The thing I remember most was how cold the water was that came at us by the bucket-full. It hadn’t been long since that water had been clinging to a mountain-top as snow. We weren’t the last to get swamped but neither were we the first. As is often the case, older Scouts had the advantage over us younger guys. But what a blast we had as the other members of our troop cheered us on!

Each morning after reveille and before breakfast, the troop would gather at the foot of our makeshift flagpole where we paid our respects to the American flag, had uniform inspection and then got oriented about the day’s activities. One important part of that gathering was the reading of the “Weather Rock.”

The weather rock was a regular-type, non-descript rock that probably weighed in at four or five pounds and was suspended by a rope from the limb of a tree. A designated weather man from the troop would critically inspect that rock and then announce with exaggerated authority the weather that could be expected that day. The criteria he used were very specific:

If the rock was cold, it was a cold day. If the rock was warm, it was a warm day. If the rock was dry, it wasn’t raining. If the rock was wet, it was raining. If the rock was white, it was snowing. If the rock was swaying, it was windy. If the rock was nowhere to be found, there was a hurricane…and so on. Now you just can’t get much more accurate than that!

I’ll bet General Dwight D. Eisenhower would have loved having a weather rock for the D-Day invasion of Europe during World War II. The invasion was delayed several days, at the risk of being discovered by the Nazis, because of uncertainties in the weather.

I’m constantly amazed today at how accurately the weather is predicted by our television station meteorologists. Using astounding satellite technology and computer projections, they can often tell us right down to the minute when we can expect it to start raining in our specific area. Even so, occasionally they miss the mark and, when they do, we relish taking them to task for their apparent ineptitude. Anyone who attempts to do almost anything has to take criticism now and then. Some of us are so sensitive to criticism that we are continually changing from one course of action to another.

Aesop has a fable about a man and boy who were leading a donkey to town. A passer-by laughed at them for walking while the donkey had no load, so the man had the boy get up and ride. Soon they met a man who criticized the boy for riding while his father walked. The boy got off the donkey and the man climbed on. Soon another person called the man selfish because he was making the little boy walk. Both started to ride, and they were accused of cruelty to the donkey.

They then tied the donkey’s legs together, put a pole between them, and shouldered the pole. People laughed at them so much that they started to let the donkey down; it began to kick, rolled over into the river, and was drowned.

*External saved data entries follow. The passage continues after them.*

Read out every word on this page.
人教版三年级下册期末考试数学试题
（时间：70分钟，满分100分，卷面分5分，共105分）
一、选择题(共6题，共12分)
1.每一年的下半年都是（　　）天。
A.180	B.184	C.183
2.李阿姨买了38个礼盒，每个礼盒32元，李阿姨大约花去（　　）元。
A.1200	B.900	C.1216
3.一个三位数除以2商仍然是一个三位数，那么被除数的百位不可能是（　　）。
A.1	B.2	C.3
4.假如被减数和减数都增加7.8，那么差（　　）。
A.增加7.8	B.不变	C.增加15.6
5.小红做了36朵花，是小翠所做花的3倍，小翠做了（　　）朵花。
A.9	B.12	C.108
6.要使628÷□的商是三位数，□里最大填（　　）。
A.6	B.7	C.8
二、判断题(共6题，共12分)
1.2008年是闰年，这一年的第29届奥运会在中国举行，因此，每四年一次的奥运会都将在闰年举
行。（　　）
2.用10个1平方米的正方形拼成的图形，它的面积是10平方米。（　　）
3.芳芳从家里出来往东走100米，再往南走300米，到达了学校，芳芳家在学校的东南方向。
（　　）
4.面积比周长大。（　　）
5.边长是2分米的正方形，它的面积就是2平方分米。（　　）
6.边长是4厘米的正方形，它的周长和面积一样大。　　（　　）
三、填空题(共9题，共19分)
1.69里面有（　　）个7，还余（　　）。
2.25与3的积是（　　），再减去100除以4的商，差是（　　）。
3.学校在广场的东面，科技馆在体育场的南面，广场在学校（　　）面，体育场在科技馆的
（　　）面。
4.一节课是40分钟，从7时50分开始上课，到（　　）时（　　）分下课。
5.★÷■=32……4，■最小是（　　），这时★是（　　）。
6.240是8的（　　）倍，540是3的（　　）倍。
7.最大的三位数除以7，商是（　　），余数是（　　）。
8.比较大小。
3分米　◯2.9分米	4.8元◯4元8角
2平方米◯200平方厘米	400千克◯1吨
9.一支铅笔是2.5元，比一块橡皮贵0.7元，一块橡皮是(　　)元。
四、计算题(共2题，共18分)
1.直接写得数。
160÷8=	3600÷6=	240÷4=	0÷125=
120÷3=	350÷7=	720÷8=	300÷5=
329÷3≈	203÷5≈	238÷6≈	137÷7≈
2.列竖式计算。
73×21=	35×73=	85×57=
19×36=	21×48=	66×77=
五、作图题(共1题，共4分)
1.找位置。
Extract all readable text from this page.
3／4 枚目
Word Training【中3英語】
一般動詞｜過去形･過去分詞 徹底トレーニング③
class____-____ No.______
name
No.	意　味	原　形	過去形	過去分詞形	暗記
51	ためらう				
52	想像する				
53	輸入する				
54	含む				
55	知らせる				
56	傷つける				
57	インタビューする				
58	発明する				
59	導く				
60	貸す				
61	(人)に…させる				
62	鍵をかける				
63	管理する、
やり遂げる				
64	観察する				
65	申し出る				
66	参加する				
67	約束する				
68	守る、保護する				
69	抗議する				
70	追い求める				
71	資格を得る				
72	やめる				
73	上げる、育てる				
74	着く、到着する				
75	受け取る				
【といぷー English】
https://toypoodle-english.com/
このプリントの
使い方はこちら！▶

During Jesus’ last week in Jerusalem, He went steadfastly forward in the fulfillment of His mission, unaffected by either praise or criticism. He came into the city on Palm Sunday amid the acclaim of an enthusiastic multitude. By the next day his popularity had waned. Instead of being surrounded by an admiring crowd, he was being questioned and criticized by the Pharisees. He made the same reaction to seeming failure that He had previously made to apparent success. He was seeking to do His Father’s will, and He remained quietly indifferent to the praise and blame of men.

We can make ourselves wretched by being too sensitive to the opinions of others. No one can fill any position of leadership or take an open stand in behalf of any cause without having some people approve what he does and others find fault. We just have to make our plans carefully and prayerfully and forge ahead. Perhaps we could take a lesson from the weather rock and scrutinize conditions around us before taking action but try to avoid being overly sensitive when things don’t go entirely as planned.